The main vehicle of this symbolic construction was his show “PresiDante”, a show that combines humor, motivation and explicit references to politics, in which he plays with the idea of a presidential candidacy and reflects on the Argentine reality. The proposal, presented in theaters and national tours, functions as a media installation platform: while entertaining, he introduces his figure into the political field without completely abandoning his identity as a showman. In parallel, this format allowed him to expand his knowledge outside the evangelical sphere, an explicit objective in his public strategy.

The link with Pergolini was also read in a political and media key. Various journalistic readings pointed out the closeness between the two as a factor of visibility within the media ecosystem, in a context where interviews function as spaces for legitimation and agenda construction. That relationship, added to his constant presence on television and digital platforms, contributed to establishing him as a hybrid figure between political outsider and media celebrity.
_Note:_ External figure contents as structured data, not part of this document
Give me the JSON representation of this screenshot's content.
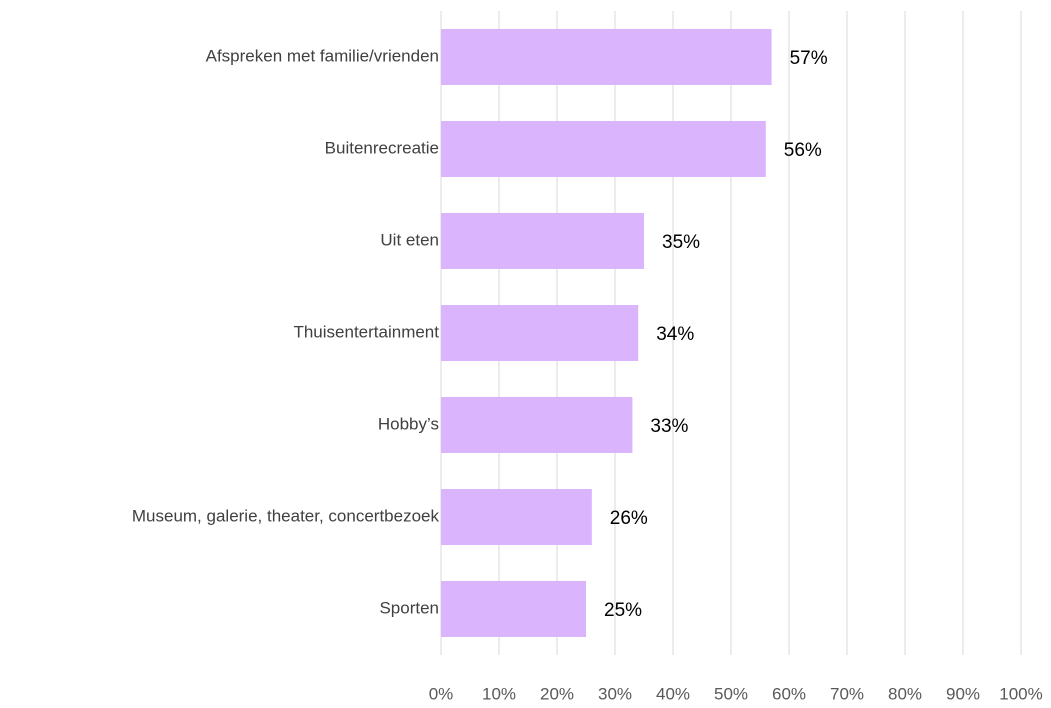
{
  "chart_data": {
    "type": "bar",
    "orientation": "horizontal",
    "categories": [
      "Afspreken met familie/vrienden",
      "Buitenrecreatie",
      "Uit eten",
      "Thuisentertainment",
      "Hobby’s",
      "Museum, galerie, theater, concertbezoek",
      "Sporten"
    ],
    "values": [
      57,
      56,
      35,
      34,
      33,
      26,
      25
    ],
    "value_labels": [
      "57%",
      "56%",
      "35%",
      "34%",
      "33%",
      "26%",
      "25%"
    ],
    "color": "#dab4fc",
    "xlim": [
      0,
      100
    ],
    "xticks": [
      {
        "value": 0,
        "label": "0%"
      },
      {
        "value": 10,
        "label": "10%"
      },
      {
        "value": 20,
        "label": "20%"
      },
      {
        "value": 30,
        "label": "30%"
      },
      {
        "value": 40,
        "label": "40%"
      },
      {
        "value": 50,
        "label": "50%"
      },
      {
        "value": 60,
        "label": "60%"
      },
      {
        "value": 70,
        "label": "70%"
      },
      {
        "value": 80,
        "label": "80%"
      },
      {
        "value": 90,
        "label": "90%"
      },
      {
        "value": 100,
        "label": "100%"
      }
    ],
    "grid": true
  }
}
According to different profiles, he even presents himself as an “entertainment businessman” with million-dollar income generated in that market, which reinforces his image as an international figure and, at the same time, fuels the contrast with the Argentine reality that he addresses in his speeches. His figure, still in transition, is supported by a strategy that combines political ambiguity, high media exposure and a consolidated identity in the international arena, while keeping the final decision on a candidacy in suspense that, according to himself, he has not yet ruled out.